10 wrzesień 2016, Rodos
Szum morza był wyjątkowo kojący. Pierre stał na balkonie wynajętego
apartamentu i wpatrywał się w zachodzące słońce. Dwa tygodnie spędzone na
greckiej wyspie, pozwoliły mu odciąć się na chwilę od rzeczywistości i po
prostu cieszyć się życiem.
Nagle ktoś objął go w pasie i drażniąco pocałował w szyję.
- Kevin, proszę… – mruknął zirytowany, jednak mimowolnie poddał się
pieszczotom.
– Muszę korzystać póki mogę – wymruczał przyjmujący, prowokująco
przygryzając skórę partnera. – Za kilka dni mnie zostawisz.

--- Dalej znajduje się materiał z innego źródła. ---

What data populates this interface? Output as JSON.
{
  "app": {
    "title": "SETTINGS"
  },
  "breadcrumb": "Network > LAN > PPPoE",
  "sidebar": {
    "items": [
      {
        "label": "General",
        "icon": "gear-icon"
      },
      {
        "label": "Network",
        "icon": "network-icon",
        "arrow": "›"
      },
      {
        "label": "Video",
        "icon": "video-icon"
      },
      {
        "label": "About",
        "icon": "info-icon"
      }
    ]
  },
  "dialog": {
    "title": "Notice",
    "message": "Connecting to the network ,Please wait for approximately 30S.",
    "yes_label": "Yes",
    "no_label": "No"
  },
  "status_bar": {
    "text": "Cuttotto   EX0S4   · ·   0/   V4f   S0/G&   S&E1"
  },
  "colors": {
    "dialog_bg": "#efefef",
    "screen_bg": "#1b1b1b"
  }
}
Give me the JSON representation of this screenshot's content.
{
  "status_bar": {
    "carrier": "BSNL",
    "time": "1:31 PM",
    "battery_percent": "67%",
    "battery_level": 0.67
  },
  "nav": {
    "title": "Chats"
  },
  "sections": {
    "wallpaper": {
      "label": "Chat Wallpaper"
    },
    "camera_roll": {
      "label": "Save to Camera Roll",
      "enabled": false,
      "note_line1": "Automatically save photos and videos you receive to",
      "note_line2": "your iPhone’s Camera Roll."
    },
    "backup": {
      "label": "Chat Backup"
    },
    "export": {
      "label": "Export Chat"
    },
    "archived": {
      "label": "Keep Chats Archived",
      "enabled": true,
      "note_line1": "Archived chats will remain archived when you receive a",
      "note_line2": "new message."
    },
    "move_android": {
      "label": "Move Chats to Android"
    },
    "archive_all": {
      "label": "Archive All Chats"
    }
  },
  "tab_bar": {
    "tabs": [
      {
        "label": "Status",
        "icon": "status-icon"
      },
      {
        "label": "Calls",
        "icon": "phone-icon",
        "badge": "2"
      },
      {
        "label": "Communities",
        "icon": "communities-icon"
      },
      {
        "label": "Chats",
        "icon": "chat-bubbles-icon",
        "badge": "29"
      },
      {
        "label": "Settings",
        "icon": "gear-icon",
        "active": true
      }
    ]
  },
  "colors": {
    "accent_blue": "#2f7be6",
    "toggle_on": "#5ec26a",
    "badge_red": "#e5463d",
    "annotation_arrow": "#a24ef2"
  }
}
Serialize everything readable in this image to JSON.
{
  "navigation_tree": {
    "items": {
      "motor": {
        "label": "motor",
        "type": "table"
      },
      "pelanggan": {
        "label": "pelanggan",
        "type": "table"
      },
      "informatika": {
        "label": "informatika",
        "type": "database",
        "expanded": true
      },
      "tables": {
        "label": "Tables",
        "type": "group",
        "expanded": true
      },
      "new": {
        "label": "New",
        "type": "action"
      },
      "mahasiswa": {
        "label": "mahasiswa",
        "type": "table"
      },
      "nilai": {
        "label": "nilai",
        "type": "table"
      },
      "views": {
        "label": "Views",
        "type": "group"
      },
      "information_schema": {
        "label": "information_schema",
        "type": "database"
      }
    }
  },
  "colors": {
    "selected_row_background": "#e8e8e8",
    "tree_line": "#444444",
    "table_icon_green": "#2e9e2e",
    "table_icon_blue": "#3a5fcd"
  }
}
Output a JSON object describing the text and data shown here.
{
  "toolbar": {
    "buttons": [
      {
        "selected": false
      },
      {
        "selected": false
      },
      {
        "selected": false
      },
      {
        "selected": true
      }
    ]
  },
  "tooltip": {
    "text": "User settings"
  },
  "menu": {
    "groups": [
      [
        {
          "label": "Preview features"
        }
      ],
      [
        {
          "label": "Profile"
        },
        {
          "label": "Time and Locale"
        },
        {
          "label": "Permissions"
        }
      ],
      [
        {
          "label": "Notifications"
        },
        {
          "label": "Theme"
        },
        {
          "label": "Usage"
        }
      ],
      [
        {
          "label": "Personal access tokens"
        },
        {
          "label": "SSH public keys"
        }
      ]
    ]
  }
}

– Znowu będziesz poruszał ten temat?
– Po prostu boję się, że cię stracę.
– Doskonale wiesz, że muszę wrócić na uczelnie, tak jak ty musisz
wrócić do Kędzierzyna. To tylko kilka miesięcy, poradzimy sobie.

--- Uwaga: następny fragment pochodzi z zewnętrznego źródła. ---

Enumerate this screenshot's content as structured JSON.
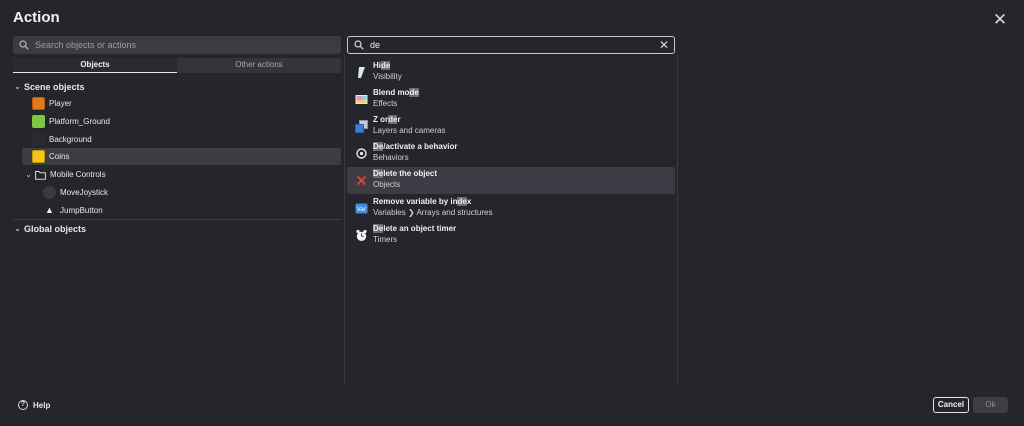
{
  "dialog": {
    "title": "Action"
  },
  "left": {
    "search_placeholder": "Search objects or actions",
    "tabs": [
      {
        "label": "Objects",
        "active": true
      },
      {
        "label": "Other actions",
        "active": false
      }
    ],
    "scene_header": "Scene objects",
    "objects": [
      {
        "label": "Player",
        "icon": "player-sprite-icon"
      },
      {
        "label": "Platform_Ground",
        "icon": "platform-ground-icon"
      },
      {
        "label": "Background",
        "icon": "background-icon"
      },
      {
        "label": "Coins",
        "icon": "coin-sprite-icon",
        "selected": true
      }
    ],
    "folder": {
      "label": "Mobile Controls",
      "children": [
        {
          "label": "MoveJoystick"
        },
        {
          "label": "JumpButton"
        }
      ]
    },
    "global_header": "Global objects"
  },
  "right": {
    "search_value": "de",
    "results": [
      {
        "title_pre": "Hi",
        "title_hl": "de",
        "title_post": "",
        "subtitle": "Visibility",
        "icon": "hide-icon"
      },
      {
        "title_pre": "Blend mo",
        "title_hl": "de",
        "title_post": "",
        "subtitle": "Effects",
        "icon": "blend-mode-icon"
      },
      {
        "title_pre": "Z or",
        "title_hl": "de",
        "title_post": "r",
        "subtitle": "Layers and cameras",
        "icon": "z-order-icon"
      },
      {
        "title_pre": "",
        "title_hl": "De",
        "title_post": "/activate a behavior",
        "subtitle": "Behaviors",
        "icon": "behavior-icon"
      },
      {
        "title_pre": "",
        "title_hl": "De",
        "title_post": "lete the object",
        "subtitle": "Objects",
        "icon": "delete-icon",
        "selected": true
      },
      {
        "title_pre": "Remove variable by in",
        "title_hl": "de",
        "title_post": "x",
        "subtitle": "Variables ❯ Arrays and structures",
        "icon": "variable-icon"
      },
      {
        "title_pre": "",
        "title_hl": "De",
        "title_post": "lete an object timer",
        "subtitle": "Timers",
        "icon": "timer-icon"
      }
    ]
  },
  "footer": {
    "help_label": "Help",
    "cancel_label": "Cancel",
    "ok_label": "Ok"
  },
  "colors": {
    "background": "#25262b",
    "selected_row": "#3c3d44",
    "highlight": "#6b6c73"
  }
}
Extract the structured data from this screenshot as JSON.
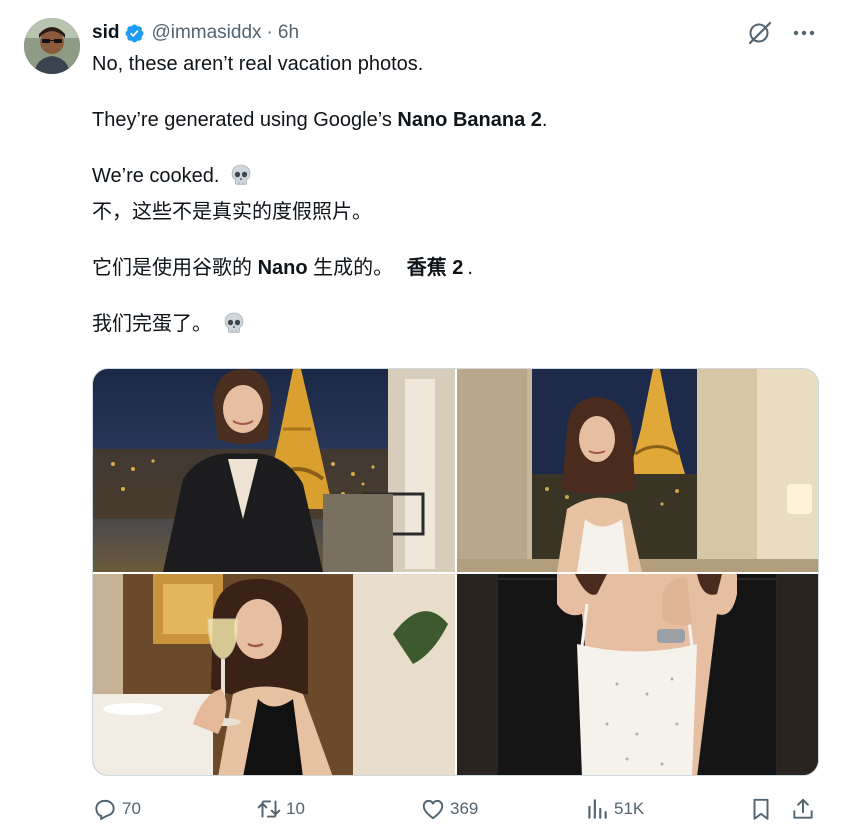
{
  "author": {
    "name": "sid",
    "handle": "@immasiddx",
    "separator": "·",
    "time": "6h",
    "verified": true
  },
  "icons": {
    "avatar": "user-avatar",
    "verified": "verified-badge-icon",
    "grok": "grok-icon",
    "more": "more-icon",
    "reply": "reply-icon",
    "repost": "repost-icon",
    "like": "like-icon",
    "views": "views-icon",
    "bookmark": "bookmark-icon",
    "share": "share-icon",
    "skull": "skull-emoji"
  },
  "text": {
    "line1": "No, these aren’t real vacation photos.",
    "line2_pre": "They’re generated using Google’s ",
    "line2_bold": "Nano Banana 2",
    "line2_post": ".",
    "line3": "We’re cooked.",
    "zh_line1": "不，这些不是真实的度假照片。",
    "zh_line2_pre": "它们是使用谷歌的 ",
    "zh_line2_bold": "Nano",
    "zh_line2_mid": " 生成的。 ",
    "zh_line2_bold2": "香蕉 2",
    "zh_line2_post": ".",
    "zh_line3": "我们完蛋了。"
  },
  "stats": {
    "replies": "70",
    "reposts": "10",
    "likes": "369",
    "views": "51K"
  },
  "colors": {
    "text": "#0f1419",
    "secondary": "#536471",
    "verified": "#1d9bf0",
    "border": "#cfd9de"
  }
}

– Mam zostawić cię na kilka miesięcy zupełnie bez opieki? – Kevin
znów pocałował szyję chłopaka, ale tym razem jego dłonie zabłądziły w okolice
bokserek Blaina.
– To chyba ja powinienem się martwić – prychnął statystyk, starając
się ignorować dotyk partnera. – Zostawiam cię samego w grupie prawie
dwudziestu, wiecznie niewyżytych facetów. A nie wszyscy mają dziewczyny.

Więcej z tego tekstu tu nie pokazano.